Failures

I’ve built stuff online pretty much since I figured out that I could. Join me on a tour through my the projects I have built where I planned on building a thriving side business - and failed.

FUNsummer

The first ever internet-based venture I started working on was back when the internet was quite new and no one really knew all that much about it. It was a marketplace for people renting out their cottages for vacations, so yes, indeed, I totally invented Airbnb before the dotcom bust ;)

FUNsummer map selector

This was in 1996 probably and I had no clue what I was doing. I just knew that the world wide web was awesome, Yahoo! was the shit, and that my parents had a cottage they wanted to rent out. We didn’t even have an internet connection at home, so I rode my bicycle to the local library with a floppy disk in my backpack to upload changes to the site.

I had no marketing plan, and the only customer I knew of was family. Probably not the best approach. But I did have price tag on it, and the payment was a yearly subscription. Man, I was so ahead of my time…

What did I learn?

DiabloII.dk

This was pretty much a passion-project, as I remember it. I was an avid gamer and Diablo II was coming out. So I started a danish fan-site for it. I don’t recall what my goals were, probably just that I wanted to see if I could build something that grew popular. It never really did, but I did get some traffic because I had the sweet domain.

DiabloII.dk

In the end, the site ended up being rolled into a larger gaming site, Daily Rush, run by a certain David Heinemeier Hansson, who’d later end up building Rails, running Basecamp, and racing race cars. I ended up working for Daily Rush more or less directly because of my building DiabloII.dk - but as a standalone business it never took off.

What did I learn?

Guildspace

This was my first, real attempt at a SaaS business. Still in the online gaming space, this time I was looking at setting up a website for a World of Warcraft guild. I had been running the website for my Everquest guild for years, and I knew how much of a pain this was, so I figured if I am about to build a website for my own guild anyways, why not make it generic so other guilds can use the platform?

Guildspace

At its prime, I had 3 or 4 guilds using it; all family and friends, but I did manage to get a few of them to pay monthly.

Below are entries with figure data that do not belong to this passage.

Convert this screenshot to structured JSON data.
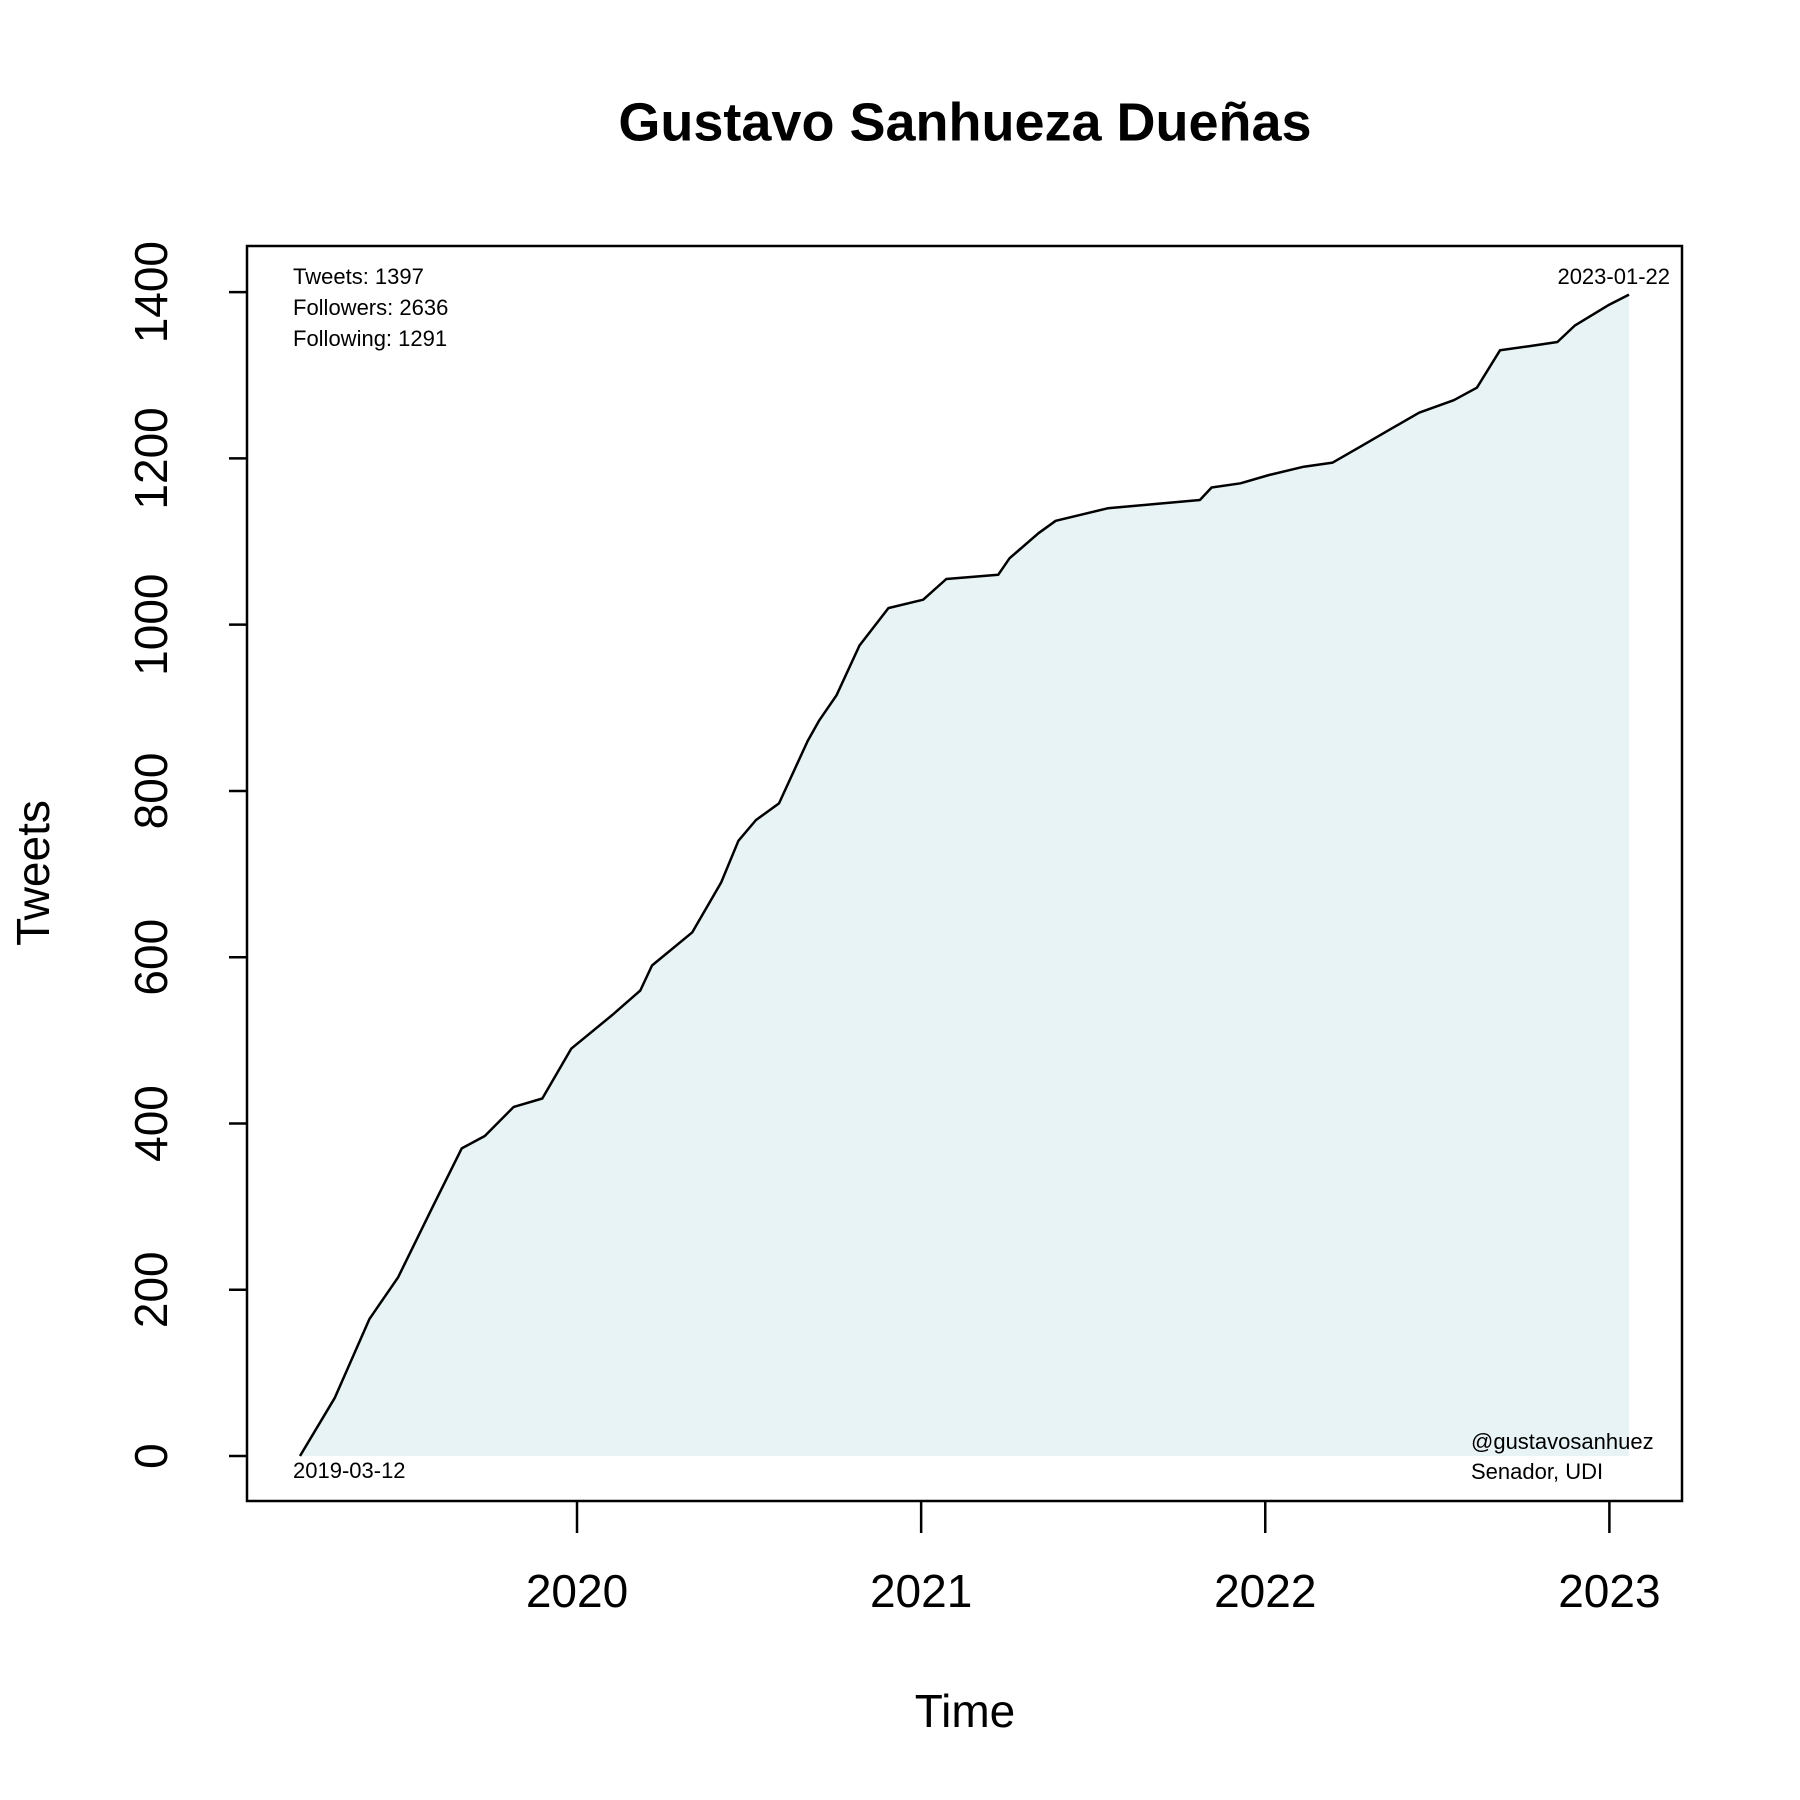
{
  "chart_data": {
    "type": "line",
    "title": "Gustavo Sanhueza Dueñas",
    "x_label": "Time",
    "y_label": "Tweets",
    "x": [
      2019.195,
      2019.296,
      2019.397,
      2019.48,
      2019.581,
      2019.665,
      2019.732,
      2019.816,
      2019.899,
      2019.983,
      2020.101,
      2020.184,
      2020.218,
      2020.335,
      2020.419,
      2020.469,
      2020.52,
      2020.587,
      2020.67,
      2020.704,
      2020.754,
      2020.821,
      2020.905,
      2021.006,
      2021.073,
      2021.224,
      2021.257,
      2021.341,
      2021.391,
      2021.542,
      2021.676,
      2021.81,
      2021.844,
      2021.928,
      2022.011,
      2022.112,
      2022.196,
      2022.28,
      2022.363,
      2022.447,
      2022.548,
      2022.615,
      2022.682,
      2022.766,
      2022.849,
      2022.9,
      2023.0,
      2023.057
    ],
    "series": [
      {
        "name": "Tweets",
        "color": "#000000",
        "fill": "#e8f3f6",
        "values": [
          0,
          70,
          165,
          215,
          300,
          370,
          385,
          420,
          430,
          490,
          530,
          560,
          590,
          630,
          690,
          740,
          765,
          785,
          860,
          885,
          915,
          975,
          1020,
          1030,
          1055,
          1060,
          1080,
          1110,
          1125,
          1140,
          1145,
          1150,
          1165,
          1170,
          1180,
          1190,
          1195,
          1215,
          1235,
          1255,
          1270,
          1285,
          1330,
          1335,
          1340,
          1360,
          1385,
          1397
        ]
      }
    ],
    "xlim": [
      2019.041,
      2023.211
    ],
    "ylim": [
      -54.1,
      1455.5
    ],
    "xticks": [
      2020,
      2021,
      2022,
      2023
    ],
    "yticks": [
      0,
      200,
      400,
      600,
      800,
      1000,
      1200,
      1400
    ],
    "annotations": {
      "top_left": [
        "Tweets: 1397",
        "Followers: 2636",
        "Following: 1291"
      ],
      "top_right": "2023-01-22",
      "bottom_left": "2019-03-12",
      "bottom_right": [
        "@gustavosanhuez",
        "Senador, UDI"
      ]
    }
  }
}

Eventually my interest in World of Warcraft died down, the guild I was running died down, and the application died down.

What did I learn?

FlowToDo

Ah, to do lists… we all have our special needs, right? FlowToDo was my attempt at making a to do list application that suited my needs perfectly. It was a mix of Mark Hursts ideas from Good Todo - in that you could send emails into the application and schedule tasks into the future - and prioritisation ideas from Dave Seahs Printable CEO series.

I still think the result was decent and I used it for a long while to schedule my own tasks. In the end, though, To Do lists are a crowded market, and with no marketing plan or overall vision I never got around to actually marketing it. And with competitors like Flow, Wunderlist, and Todoist able to execute way better than I could on many of the same ideas, I ended up shutting it down.

What did I learn?

Objectpush

While building FlowToDo it became apparent that receiving emails in web applications really wasn’t as easy as it could have been. FlowToDo would actually log into an email server, check for new emails, and download them via POP like any other email client. This was cumbersome and error prone and required an email account somewhere.

So I partnered with Laust to build Objectpush; an API/webhook based way of receiving emails. Basically we’d receive the email for you and send you a HTTP request with the contents. The idea was simple enough and it suited our developer mindset.

In the end, we gave up when we saw this being added as features of the big incumbents like SendGrid, Mailgun etc. Also dedicated services were popping up that did exactly what we did; the major difference was that they actually had a working product.

What did I learn?

Conclusion

In the end, I am not sure what to conclude from all of this; for the most part this is just me reminiscing. Perhaps it is just a curious part of my history, perhaps there’s a trendline.

Who we are today is determined by our previous experiences. And none of the above experiences would I have preferred to be without. Hopefully one of these days I might be able to write a “Successes” post, pointing at the above experiences laying the foundation.